Pre-wetting the pipette tip(s) (# 3 above) will result in more accurate and consistent pipetting of solutions which is very important for pipetting duplicates onto an immunoassay plate.
- Firmly place the correct size pipette tip onto the end of the pipetter.
- Depress the plunger button at the top of the pipetter with your thumb until you feel the first stop point.
- Immerse the pipette tip under the surface of the liquid to be dispensed to a depth of 2-5 cm, staying clear of the container walls and bottom. Release the plunger button slowly to draw liquid up into the tip.
- Pause with the tip in the liquid for one or two seconds after aspirating. The liquid in the tip “bounces” slightly when the plunger is released. A slow, consistent pause helps minimize errors due to this effect.
- Withdraw the tip from the liquid & dispense back into the container by gently pressing the plunger all the way down. This “pre-wets” the tip.
There are times when a high CV (>15%) may be acceptable (according to Salimetrics policy); you should set your own policies. When the assay values are near the lower limit of the assay, the CV is more likely to be skewed.
What statistical methods should I be using?
You can easily Ask an Expert to schedule a follow-up phone call with you or your team to discuss your project. The paper below also provides a very good overview;
Granger, D. A., Fortunato, C. K., Beltzer, E. B., & Virag, M.., Bright., M. & Out, D. (2012). Salivary Bioscience and research on adolescence: A integrated perspective. Journal of Adolescence., 32, 1081-1095 PMID 22401843
Is my assay valid if my NSB OD value is > 0.1?
There are multiple reasons why the NSB wells can have OD values:
If the wells were not swapped out with clear plastic non-coated wells, then the OD values will be similar to that obtained in the Zero wells
If the wells were swapped out, then some background OD values may be occurring due to non-specific binding such as the following:
- Inadequate plate washing
- Contamination of components and carryover of substances that are contributing to signal
- Inaccurate conjugate dilution or prolonged incubation with conjugate
- Incubation temperature too high or too low
- Plate not read within the 10 minute window after adding Stop Solution or TMB incubation was longer than 30 minutes.
How do I process my data without software?
Software to complete the data reduction for the assays should be available from the plate reader manufacturer. Salimetrics does not have 4-parameter excel worksheets.
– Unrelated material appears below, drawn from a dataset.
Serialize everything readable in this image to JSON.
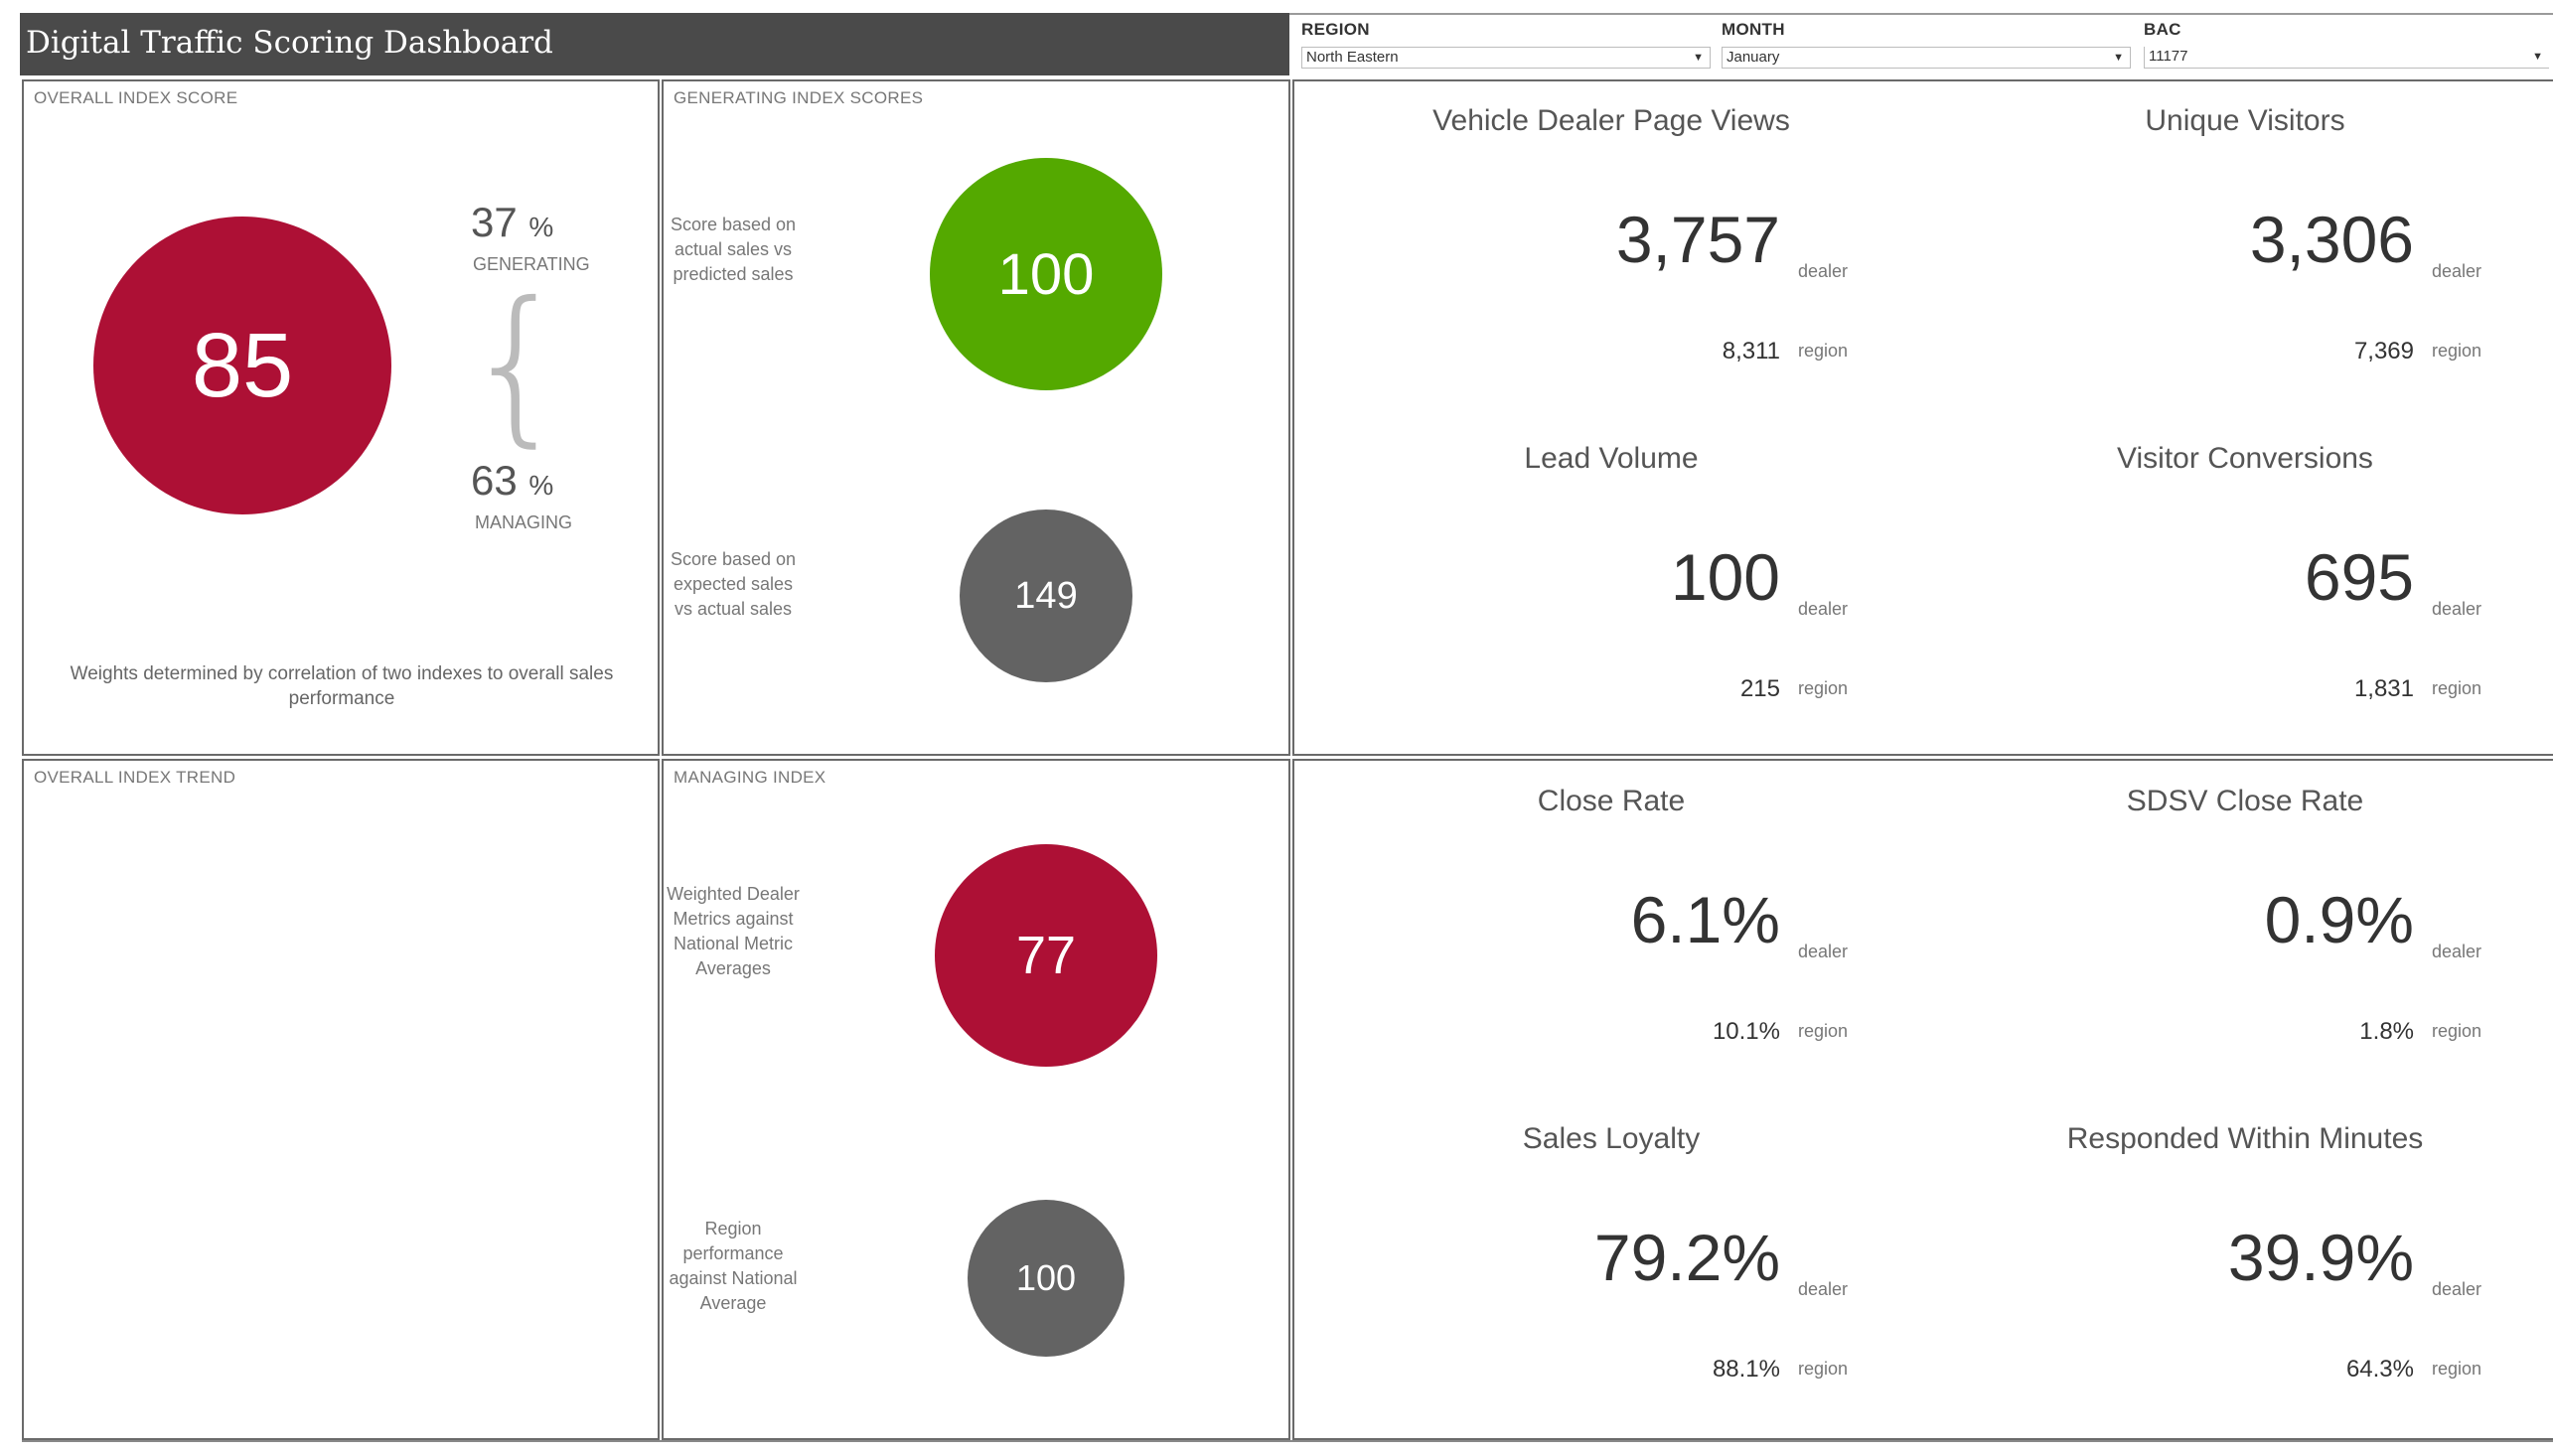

If you do not have access to a data reduction software protocol with 4PL curve fitting capabilities, we recommend the free, online software available through www.myassays.com. This website has some pre-populated Salimetrics ELISA assays that simply require copying the OD450 and ODRef values into their site and the program is able to provide data that can be imported into an excel file. We recommend you create a login so that you have access to the expanded capabilities of the program. However, Salimetrics has no relationship with this organization and is unable to provide technical support.
Why don’t my values match those of other manufacturers’ kits?
Salimetrics assay kits are calibrated to National Institute for Standards and Technology (NIST) Standards and results should only be comparable to other assays that have also incorporated NIST Standards for their assays. Kit manufacturers may use different antibodies to detect desired analytes and each antibody has slightly different affinity and specificity profiles for the analyte being tested, which can lead to slightly differing concentrations for the same analyte. Assay design can also have an effect on sample values (direct competitive, sandwich indirect, kinetic enzyme reaction, extractions, etc.). Ideally, if done right, all manufacturers will match their results to NIST standardized controls and have results that are comparable.
Do I need to normalize my data?
We do not recommend “normalizing” data in enzyme immunoassays. B/Bo is a normalizing response variable used in Salimetrics assays; we feel that no further normalization is necessary. Controls are run against the standards on each plate to gauge the accuracy of the run.